Jerry Lewis as John Frink is perfect casting, but these are not two characters who can carry a story. Maybe with different characters at the forefront, a segment about a back-from-the-dead Springfield resident murdering his way through town could’ve been more captivating, but as it stands, this is another swing-and-miss.

Memorable Gag:

“Nice posture.” – John Frink
“Thank you! Mother always said a curvy spine is the Devil’s roller-coaster!” – Skinner

Stop the World, I Want to Goof Off:

14-3Bart and Milhouse order a time-stopping watch from the back of a comic book, and hey, it turns out to work. They use their temporal power to cause mischief across town, but end up getting in over their heads when the watch breaks and leaves time frozen around them.
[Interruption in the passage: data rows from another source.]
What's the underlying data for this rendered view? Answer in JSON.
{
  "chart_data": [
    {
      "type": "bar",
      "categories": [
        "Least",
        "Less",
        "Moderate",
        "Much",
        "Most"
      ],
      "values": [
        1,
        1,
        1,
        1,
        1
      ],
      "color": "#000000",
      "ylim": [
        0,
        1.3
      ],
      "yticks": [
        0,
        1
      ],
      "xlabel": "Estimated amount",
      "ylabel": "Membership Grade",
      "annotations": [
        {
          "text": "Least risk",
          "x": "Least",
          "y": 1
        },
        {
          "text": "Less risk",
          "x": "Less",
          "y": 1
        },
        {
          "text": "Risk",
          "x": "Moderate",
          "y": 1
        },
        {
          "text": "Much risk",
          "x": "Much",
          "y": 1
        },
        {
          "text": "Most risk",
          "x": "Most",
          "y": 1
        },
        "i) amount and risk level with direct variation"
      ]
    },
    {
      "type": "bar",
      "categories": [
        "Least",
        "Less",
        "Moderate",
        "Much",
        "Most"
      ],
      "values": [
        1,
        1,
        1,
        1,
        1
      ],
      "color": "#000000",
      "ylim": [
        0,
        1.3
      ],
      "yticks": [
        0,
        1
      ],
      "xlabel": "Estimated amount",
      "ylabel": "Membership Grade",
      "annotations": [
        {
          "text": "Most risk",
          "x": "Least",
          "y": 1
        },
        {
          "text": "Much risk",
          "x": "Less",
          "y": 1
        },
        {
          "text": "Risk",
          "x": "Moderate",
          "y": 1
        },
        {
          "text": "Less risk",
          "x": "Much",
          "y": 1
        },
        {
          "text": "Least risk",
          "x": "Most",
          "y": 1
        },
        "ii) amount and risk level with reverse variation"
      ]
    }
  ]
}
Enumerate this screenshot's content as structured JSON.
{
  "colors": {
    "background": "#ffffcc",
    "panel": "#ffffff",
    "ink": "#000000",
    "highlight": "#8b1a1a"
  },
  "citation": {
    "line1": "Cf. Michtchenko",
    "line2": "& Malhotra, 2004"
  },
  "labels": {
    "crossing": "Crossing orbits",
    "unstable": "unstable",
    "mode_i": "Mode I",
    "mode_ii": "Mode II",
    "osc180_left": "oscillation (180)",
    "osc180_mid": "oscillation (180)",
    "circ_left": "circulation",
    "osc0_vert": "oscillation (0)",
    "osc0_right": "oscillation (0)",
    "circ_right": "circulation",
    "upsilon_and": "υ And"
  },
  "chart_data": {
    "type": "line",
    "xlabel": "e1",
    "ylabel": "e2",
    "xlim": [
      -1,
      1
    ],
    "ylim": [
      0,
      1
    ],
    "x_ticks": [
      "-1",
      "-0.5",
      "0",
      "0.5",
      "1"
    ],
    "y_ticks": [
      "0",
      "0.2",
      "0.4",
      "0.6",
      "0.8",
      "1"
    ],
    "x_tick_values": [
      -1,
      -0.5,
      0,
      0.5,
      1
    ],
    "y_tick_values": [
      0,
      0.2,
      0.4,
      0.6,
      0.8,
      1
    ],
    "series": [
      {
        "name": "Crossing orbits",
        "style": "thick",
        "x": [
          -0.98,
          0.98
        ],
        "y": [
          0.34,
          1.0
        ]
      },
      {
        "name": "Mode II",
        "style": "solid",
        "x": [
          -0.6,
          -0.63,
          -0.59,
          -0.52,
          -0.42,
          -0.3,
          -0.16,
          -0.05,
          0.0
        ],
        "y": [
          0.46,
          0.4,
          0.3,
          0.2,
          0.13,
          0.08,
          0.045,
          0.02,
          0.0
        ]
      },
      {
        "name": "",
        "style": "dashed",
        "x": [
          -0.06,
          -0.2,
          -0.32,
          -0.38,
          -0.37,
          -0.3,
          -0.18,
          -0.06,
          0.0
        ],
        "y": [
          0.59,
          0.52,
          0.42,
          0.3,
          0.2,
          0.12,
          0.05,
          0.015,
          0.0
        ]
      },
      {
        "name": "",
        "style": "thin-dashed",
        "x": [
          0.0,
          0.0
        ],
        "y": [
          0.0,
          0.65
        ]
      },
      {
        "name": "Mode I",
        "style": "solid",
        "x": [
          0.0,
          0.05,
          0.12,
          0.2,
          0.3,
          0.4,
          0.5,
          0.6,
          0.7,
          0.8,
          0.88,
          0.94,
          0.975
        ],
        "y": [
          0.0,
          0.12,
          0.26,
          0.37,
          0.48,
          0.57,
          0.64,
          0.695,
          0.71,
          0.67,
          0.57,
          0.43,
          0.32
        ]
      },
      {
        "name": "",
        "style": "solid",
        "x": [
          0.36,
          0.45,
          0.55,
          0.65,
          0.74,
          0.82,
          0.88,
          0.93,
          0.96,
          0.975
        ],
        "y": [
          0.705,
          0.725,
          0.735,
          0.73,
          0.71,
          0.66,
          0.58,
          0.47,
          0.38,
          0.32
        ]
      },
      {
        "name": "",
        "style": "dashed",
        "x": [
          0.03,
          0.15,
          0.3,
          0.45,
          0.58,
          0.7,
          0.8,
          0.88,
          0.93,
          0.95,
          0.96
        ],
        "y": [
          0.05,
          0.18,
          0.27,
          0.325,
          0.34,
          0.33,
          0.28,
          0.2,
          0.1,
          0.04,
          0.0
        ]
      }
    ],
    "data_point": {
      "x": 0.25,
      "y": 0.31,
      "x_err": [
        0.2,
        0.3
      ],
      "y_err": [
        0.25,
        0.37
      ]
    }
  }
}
I’d call this the best of Treehouse XIV’s offerings. The simple setup works here, and Milhouse is a really funny character to see wield such awesome power over the world. The story doesn’t drag and the ending is pretty original, even if it does taper off at the last few seconds into a bunch of random sight gags.

Memorable Gag:

“Do you know what this means?” – Bart
“We could get really far ahead on our homework! Wait until the other kids see we’re already on the Red Unit of Adventures in Reading!” – Milhouse

Overall Thoughts:

Frinkenstein  is pretty unbearable, but Stop the World is solid (for a double-digits Treehouse episode) and Reaper Madness is passable, despite how hard I was on it above. This episode isn’t required viewing, but I’d definitely revisit it before XIII.